You can’t make a few healthy looking kids act as orphans who are fighting to survive. Then, you can’t ask them to act like you, as they cannot have such emotional IQ, at their age. The sensibility, such a sequence requires cannot be found in the person who wanted to show it as part of his movie. He doesn’t belong to that world. You can just make them all brothers and this film will not change one bit. In Boya’s world an election officer even with the military cannot arrest a local goon, however big monster or powerful, he is. Seems like Boya is stuck in ’80s.
Then, the villain has an army of his own, but his ambition is always to live in his own area and be the power there than decide politics in the state and even better at center. Even in ’80s villains got bigger ambitions and we could respect them so much that fear their madness, drive to thrive. Paruchuri Gopala Krishna garu, in one of his screenplay lessons talked about Protagonist and Antagonist character traits that really make them satisfying to their terms, Hero and Villain, respectively.

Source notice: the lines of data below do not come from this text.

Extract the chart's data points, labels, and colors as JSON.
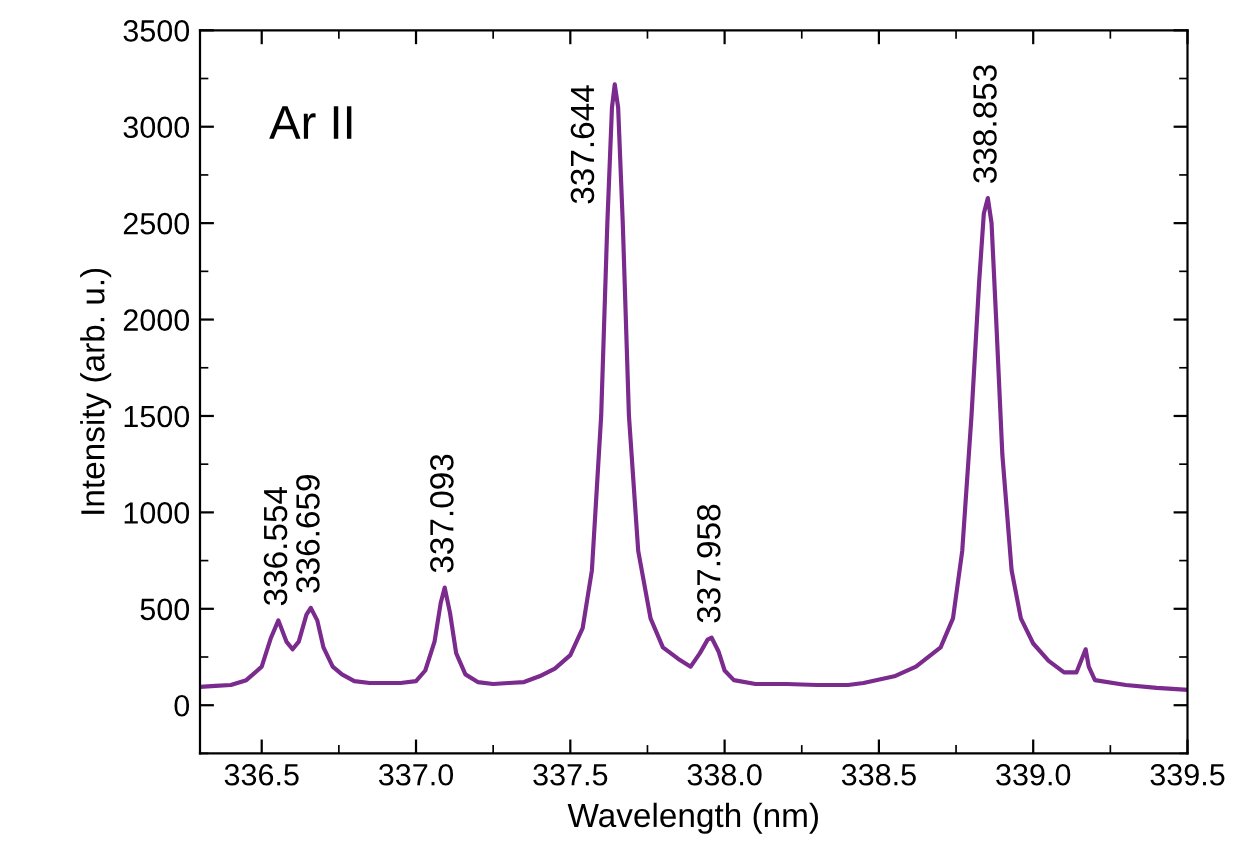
{
  "chart_data": {
    "type": "line",
    "xlabel": "Wavelength (nm)",
    "ylabel": "Intensity (arb. u.)",
    "xlim": [
      336.3,
      339.5
    ],
    "xticks": [
      {
        "value": 336.5,
        "label": "336.5"
      },
      {
        "value": 337.0,
        "label": "337.0"
      },
      {
        "value": 337.5,
        "label": "337.5"
      },
      {
        "value": 338.0,
        "label": "338.0"
      },
      {
        "value": 338.5,
        "label": "338.5"
      },
      {
        "value": 339.0,
        "label": "339.0"
      },
      {
        "value": 339.5,
        "label": "339.5"
      }
    ],
    "ylim": [
      -250,
      3500
    ],
    "yticks": [
      0,
      500,
      1000,
      1500,
      2000,
      2500,
      3000,
      3500
    ],
    "grid": false,
    "legend": false,
    "marker": "none",
    "line_style": "solid",
    "series": [
      {
        "color": "#7b2a8e",
        "x": [
          336.3,
          336.35,
          336.4,
          336.45,
          336.5,
          336.53,
          336.554,
          336.58,
          336.6,
          336.62,
          336.645,
          336.659,
          336.68,
          336.7,
          336.73,
          336.76,
          336.8,
          336.85,
          336.9,
          336.95,
          337.0,
          337.03,
          337.06,
          337.08,
          337.093,
          337.11,
          337.13,
          337.16,
          337.2,
          337.25,
          337.3,
          337.35,
          337.4,
          337.45,
          337.5,
          337.54,
          337.57,
          337.6,
          337.62,
          337.635,
          337.644,
          337.655,
          337.67,
          337.69,
          337.72,
          337.76,
          337.8,
          337.85,
          337.89,
          337.92,
          337.945,
          337.958,
          337.98,
          338.0,
          338.03,
          338.1,
          338.2,
          338.3,
          338.4,
          338.45,
          338.55,
          338.62,
          338.7,
          338.74,
          338.77,
          338.8,
          338.825,
          338.84,
          338.853,
          338.865,
          338.88,
          338.9,
          338.93,
          338.96,
          339.0,
          339.05,
          339.1,
          339.14,
          339.16,
          339.17,
          339.18,
          339.2,
          339.3,
          339.4,
          339.5
        ],
        "values": [
          95,
          100,
          105,
          130,
          200,
          350,
          440,
          330,
          290,
          330,
          470,
          505,
          440,
          300,
          200,
          160,
          125,
          115,
          115,
          115,
          125,
          180,
          330,
          530,
          610,
          480,
          270,
          160,
          120,
          110,
          115,
          120,
          150,
          190,
          260,
          400,
          700,
          1500,
          2500,
          3100,
          3220,
          3100,
          2500,
          1500,
          800,
          450,
          300,
          240,
          200,
          270,
          340,
          350,
          280,
          180,
          130,
          110,
          110,
          105,
          105,
          115,
          150,
          200,
          300,
          450,
          800,
          1500,
          2200,
          2550,
          2630,
          2500,
          2000,
          1300,
          700,
          450,
          320,
          230,
          170,
          170,
          250,
          290,
          200,
          130,
          105,
          90,
          80
        ]
      }
    ],
    "annotations": [
      "Ar II",
      {
        "text": "336.554",
        "x": 336.554,
        "y": 440
      },
      {
        "text": "336.659",
        "x": 336.659,
        "y": 505
      },
      {
        "text": "337.093",
        "x": 337.093,
        "y": 610
      },
      {
        "text": "337.644",
        "x": 337.644,
        "y": 3220
      },
      {
        "text": "337.958",
        "x": 337.958,
        "y": 350
      },
      {
        "text": "338.853",
        "x": 338.853,
        "y": 2630
      }
    ]
  }
}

A protagonist can be any person, but a Hero saves the day, becomes desirable and achieves something unimaginable. So, a retired young man (he took an oath to work and educate his brothers but when they get jobs, he decides to cut vegetables and play with kids in the family), can be a protagonist but he becomes a hero when he decides to work for himself and then save his family too from a villain who can’t be easily surmounted. We don’t get that. He doesn’t change one bit even though a slight change is indicated in him as he decides to plead goons to not kill his brothers and family than fight like he used to.
This hint of change should have been the hook. But for Boya, basics are just for those who cannot stretch their imagination. Who can’t imagine a hero killing 300 people in 30 minutes while traveling to a deserted place from Gujarat to Bihar-Nepal, yes, you’re reading right, and who can’t accept a King Cobra dying after biting a person, can just cry about basics and logics.
Tomorrow a Boya hero can just run down from skies like Thor on a rainbow with an axe that can separate 300 heads that 500 eagles can catch in the mid-air and villain with a pistol will and 2 bullets might shoot into a cloud for sudden rain so that he can drink that water and become taller and stronger. Anything can happen and all those people that it is impossible are just not stretching their imagination like Boya. When passion seems fulfilled and ego glasses cover the eyes, all we need is a lazy day of imagination.